|
|
|
|
|
by rambossa
2980 days ago
|
|
Side note/rant: I hate the Cracking the Coding Interview style... studying for these type of interviews is annoying. Trying to find a good video on youtube, where they aren't just naively coding up the bruteForce->optimal possible solutions, especially is irritating. It is literally a landscape of college kids with thousands of viewers who treat these interviews like the SAT. Even the author of the book produces videos with very little insight or meaningful content. "Find all the subsets in a set that add up to sum" -- "Okay for this we will use the sliding window technique and here is how it is done" -- WTF is this.
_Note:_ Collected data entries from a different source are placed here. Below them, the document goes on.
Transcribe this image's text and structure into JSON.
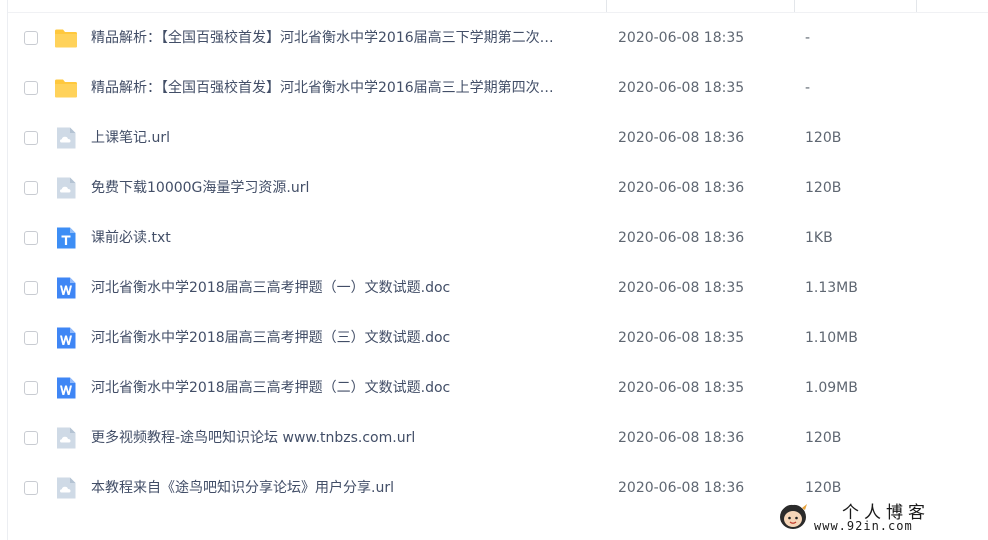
{
  "files": [
    {
      "icon": "folder-icon",
      "name": "精品解析：【全国百强校首发】河北省衡水中学2016届高三下学期第二次…",
      "date": "2020-06-08 18:35",
      "size": "-"
    },
    {
      "icon": "folder-icon",
      "name": "精品解析：【全国百强校首发】河北省衡水中学2016届高三上学期第四次…",
      "date": "2020-06-08 18:35",
      "size": "-"
    },
    {
      "icon": "url-file-icon",
      "name": "上课笔记.url",
      "date": "2020-06-08 18:36",
      "size": "120B"
    },
    {
      "icon": "url-file-icon",
      "name": "免费下载10000G海量学习资源.url",
      "date": "2020-06-08 18:36",
      "size": "120B"
    },
    {
      "icon": "txt-file-icon",
      "name": "课前必读.txt",
      "date": "2020-06-08 18:36",
      "size": "1KB"
    },
    {
      "icon": "word-doc-icon",
      "name": "河北省衡水中学2018届高三高考押题（一）文数试题.doc",
      "date": "2020-06-08 18:35",
      "size": "1.13MB"
    },
    {
      "icon": "word-doc-icon",
      "name": "河北省衡水中学2018届高三高考押题（三）文数试题.doc",
      "date": "2020-06-08 18:35",
      "size": "1.10MB"
    },
    {
      "icon": "word-doc-icon",
      "name": "河北省衡水中学2018届高三高考押题（二）文数试题.doc",
      "date": "2020-06-08 18:35",
      "size": "1.09MB"
    },
    {
      "icon": "url-file-icon",
      "name": "更多视频教程-途鸟吧知识论坛 www.tnbzs.com.url",
      "date": "2020-06-08 18:36",
      "size": "120B"
    },
    {
      "icon": "url-file-icon",
      "name": "本教程来自《途鸟吧知识分享论坛》用户分享.url",
      "date": "2020-06-08 18:36",
      "size": "120B"
    }
  ],
  "watermark": {
    "title": "个人博客",
    "url": "www.92in.com"
  },
  "colors": {
    "folder": "#ffc83d",
    "url_file": "#cfdae6",
    "txt_file": "#3d8ef5",
    "word_doc": "#3f86f5",
    "filename_text": "#424e67",
    "meta_text": "#5f6772"
  }
}
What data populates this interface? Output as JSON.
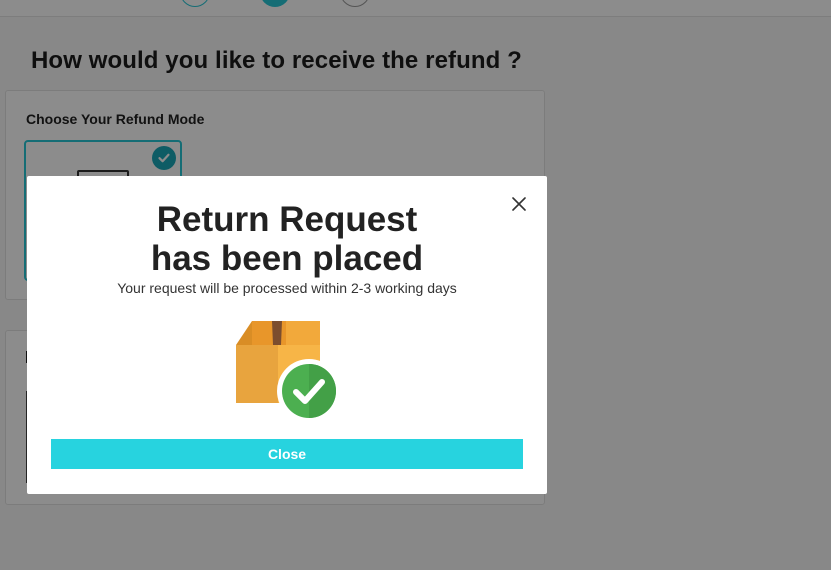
{
  "page": {
    "heading": "How would you like to receive the refund ?",
    "refund_mode_card": {
      "title": "Choose Your Refund Mode"
    }
  },
  "modal": {
    "title_line1": "Return Request",
    "title_line2": "has been placed",
    "subtitle": "Your request will be processed within 2-3 working days",
    "close_button_label": "Close"
  },
  "colors": {
    "accent": "#27c6d6",
    "button": "#27d3df",
    "success_green": "#4caf50",
    "box_orange": "#f5a623"
  },
  "icons": [
    "close-icon",
    "checkmark-icon",
    "package-box-icon",
    "success-check-icon"
  ]
}
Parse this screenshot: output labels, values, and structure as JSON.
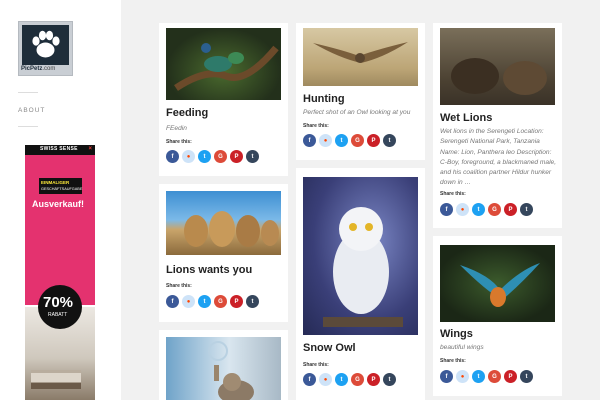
{
  "site": {
    "logo_name": "PicPetz",
    "logo_suffix": ".com"
  },
  "nav": {
    "about": "ABOUT"
  },
  "ad": {
    "brand": "SWISS SENSE",
    "brand_mark": "×",
    "tag1": "EINMALIGER",
    "tag2": "GESCHÄFTSAUFGABE",
    "headline": "Ausverkauf!",
    "percent": "70%",
    "discount": "RABATT"
  },
  "share": {
    "label": "Share this:",
    "icons": [
      {
        "name": "facebook-icon",
        "glyph": "f",
        "color": "#3b5998"
      },
      {
        "name": "reddit-icon",
        "glyph": "●",
        "color": "#cee3f8",
        "glyph_color": "#ff4500"
      },
      {
        "name": "twitter-icon",
        "glyph": "t",
        "color": "#1da1f2"
      },
      {
        "name": "google-plus-icon",
        "glyph": "G",
        "color": "#dd4b39"
      },
      {
        "name": "pinterest-icon",
        "glyph": "P",
        "color": "#cb2027"
      },
      {
        "name": "tumblr-icon",
        "glyph": "t",
        "color": "#35465c"
      }
    ]
  },
  "cards": [
    {
      "id": "feeding",
      "title": "Feeding",
      "desc": "FEedin"
    },
    {
      "id": "hunting",
      "title": "Hunting",
      "desc": "Perfect shot of an Owl looking at you"
    },
    {
      "id": "wet-lions",
      "title": "Wet Lions",
      "desc": "Wet lions in the Serengeti Location: Serengeti National Park, Tanzania Name: Lion, Panthera leo Description: C-Boy, foreground, a blackmaned male, and his coalition partner Hildur hunker down in …"
    },
    {
      "id": "lions-wants-you",
      "title": "Lions wants you",
      "desc": ""
    },
    {
      "id": "snow-owl",
      "title": "Snow Owl",
      "desc": ""
    },
    {
      "id": "wings",
      "title": "Wings",
      "desc": "beautiful wings"
    },
    {
      "id": "cat-bubble",
      "title": "",
      "desc": ""
    }
  ]
}
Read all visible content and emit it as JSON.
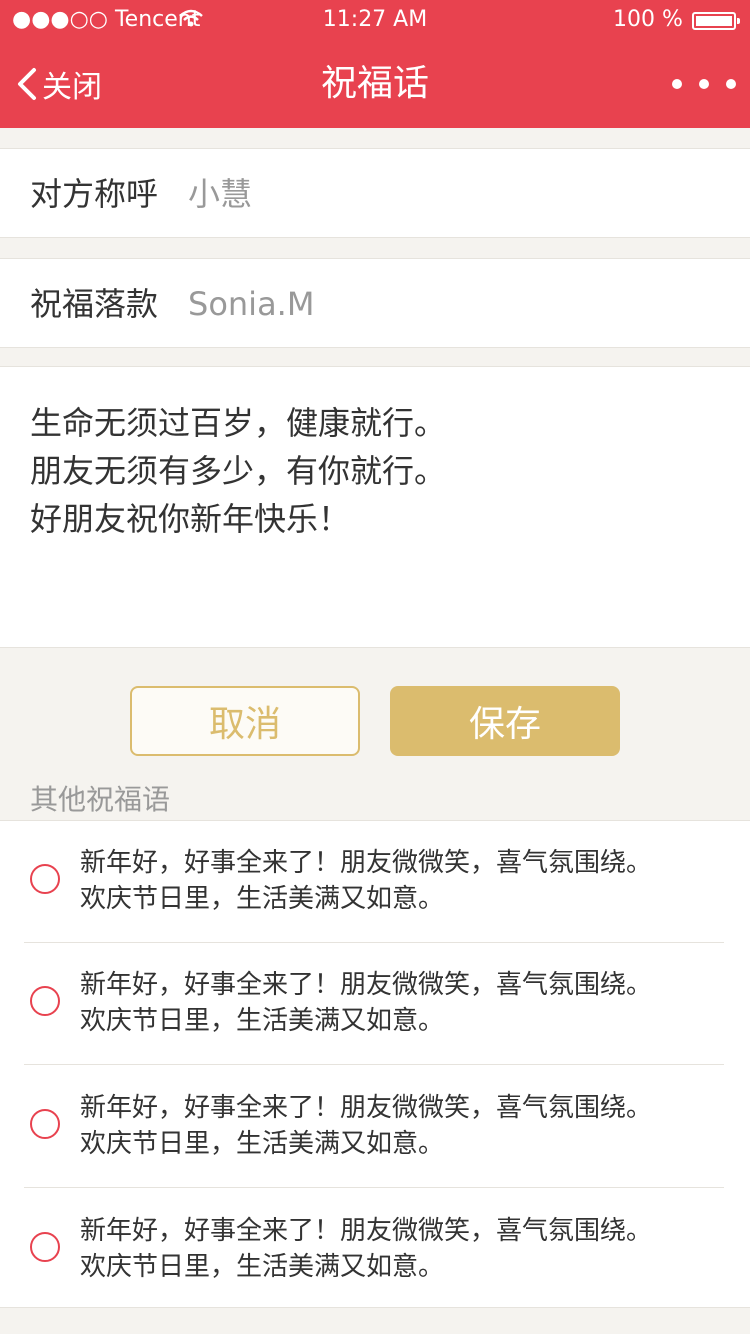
{
  "status_bar": {
    "carrier": "●●●○○ Tencent",
    "wifi_icon": "wifi-icon",
    "time": "11:27 AM",
    "battery_percent": "100 %"
  },
  "nav": {
    "back_label": "关闭",
    "title": "祝福话",
    "more_icon": "more-dots-icon"
  },
  "form": {
    "recipient_label": "对方称呼",
    "recipient_value": "小慧",
    "signature_label": "祝福落款",
    "signature_value": "Sonia.M"
  },
  "message": {
    "lines": [
      "生命无须过百岁，健康就行。",
      "朋友无须有多少，有你就行。",
      "好朋友祝你新年快乐！"
    ]
  },
  "buttons": {
    "cancel": "取消",
    "save": "保存"
  },
  "other": {
    "section_title": "其他祝福语",
    "items": [
      {
        "line1": "新年好，好事全来了！朋友微微笑，喜气氛围绕。",
        "line2": "欢庆节日里，生活美满又如意。"
      },
      {
        "line1": "新年好，好事全来了！朋友微微笑，喜气氛围绕。",
        "line2": "欢庆节日里，生活美满又如意。"
      },
      {
        "line1": "新年好，好事全来了！朋友微微笑，喜气氛围绕。",
        "line2": "欢庆节日里，生活美满又如意。"
      },
      {
        "line1": "新年好，好事全来了！朋友微微笑，喜气氛围绕。",
        "line2": "欢庆节日里，生活美满又如意。"
      }
    ]
  },
  "colors": {
    "header": "#e8424f",
    "accent_gold": "#dbbc6e",
    "background": "#f5f3ef"
  }
}
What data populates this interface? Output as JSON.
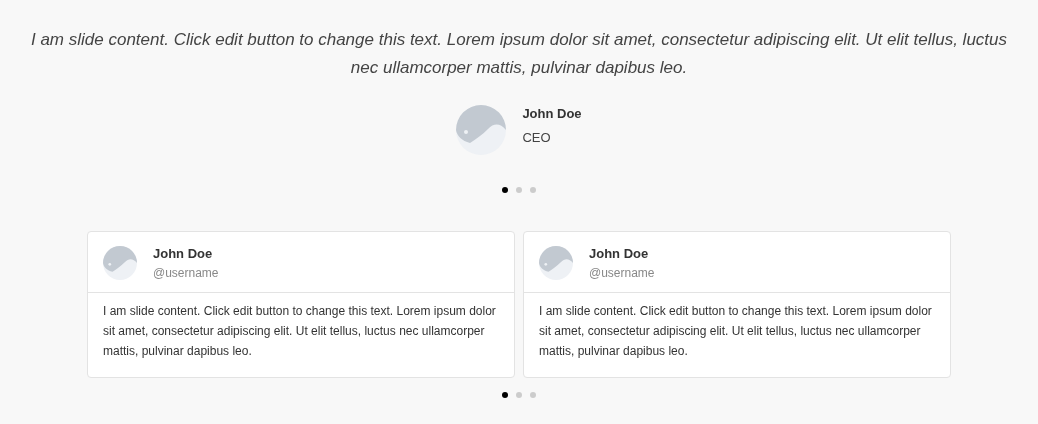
{
  "testimonial": {
    "quote": "I am slide content. Click edit button to change this text. Lorem ipsum dolor sit amet, consectetur adipiscing elit. Ut elit tellus, luctus nec ullamcorper mattis, pulvinar dapibus leo.",
    "name": "John Doe",
    "title": "CEO"
  },
  "testimonial_dots": [
    {
      "selected": true
    },
    {
      "selected": false
    },
    {
      "selected": false
    }
  ],
  "cards": [
    {
      "name": "John Doe",
      "handle": "@username",
      "text": "I am slide content. Click edit button to change this text. Lorem ipsum dolor sit amet, consectetur adipiscing elit. Ut elit tellus, luctus nec ullamcorper mattis, pulvinar dapibus leo."
    },
    {
      "name": "John Doe",
      "handle": "@username",
      "text": "I am slide content. Click edit button to change this text. Lorem ipsum dolor sit amet, consectetur adipiscing elit. Ut elit tellus, luctus nec ullamcorper mattis, pulvinar dapibus leo."
    }
  ],
  "card_dots": [
    {
      "selected": true
    },
    {
      "selected": false
    },
    {
      "selected": false
    }
  ]
}
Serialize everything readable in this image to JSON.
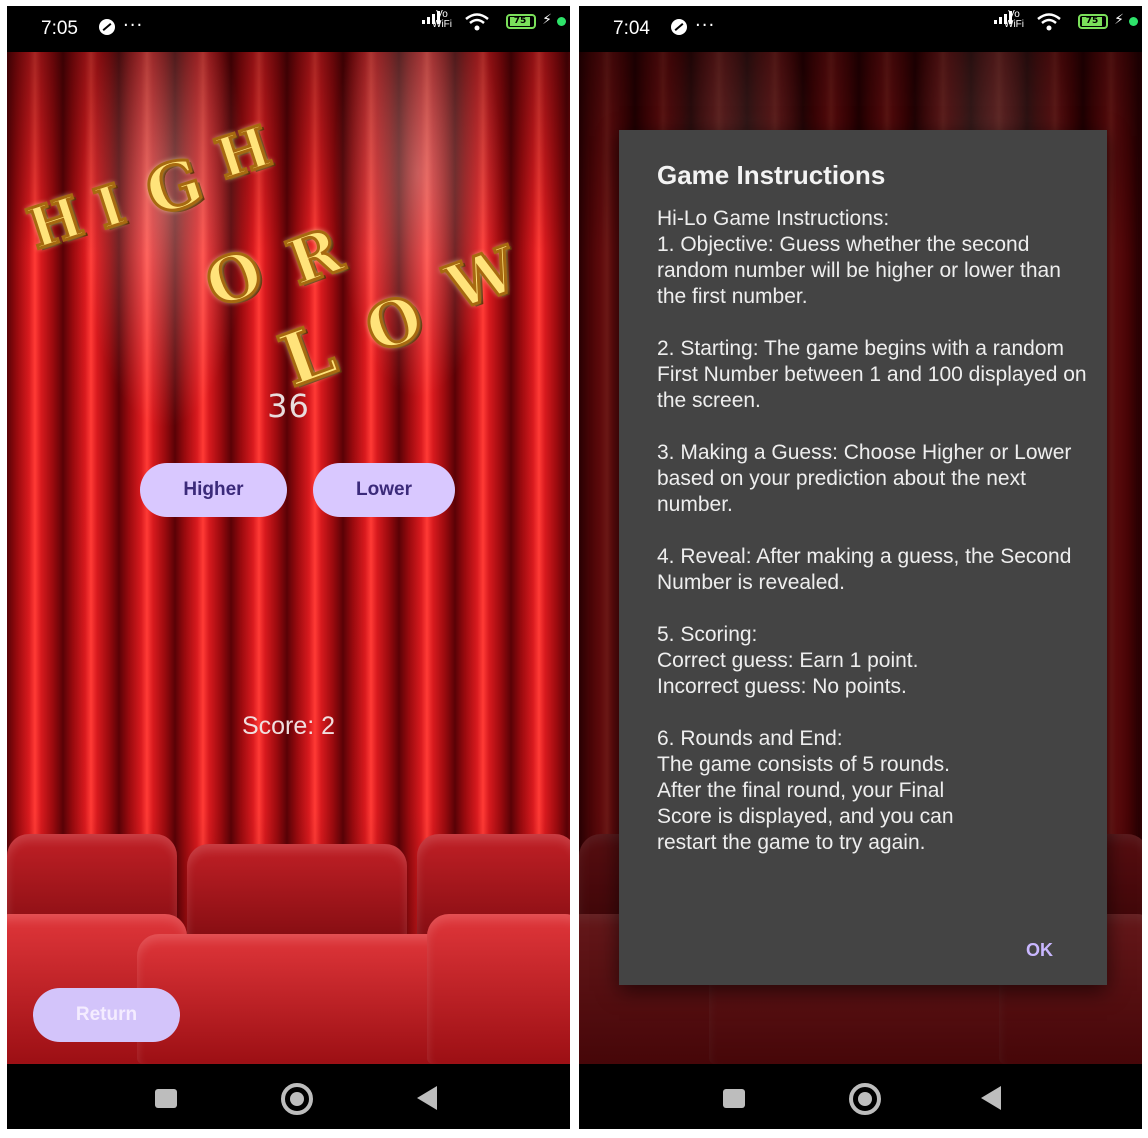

I get that they want to see problem-solving skills, but this is on a different level requiring the interviewee to have studied and knowledge of the technique, otherwise we are basically trying to develop efficient algorithms from scratch and in little time. --This makes sense for college interviewees who have only studied the past 4 years, but for a professional with experience why is this adequate?? |
|
I kinda agree with you that it doesn't make sense much of the time if you have to specifically prepare for the coding interview; stuff you may never use in your job. But its not a lot of stuff: I bit the bullet and spent some time solving those questions and now can make past mostly any screen.
Its really not that hard, especially if you have a CS degree. Probably would take 1 week of dedicated effort to get better at it.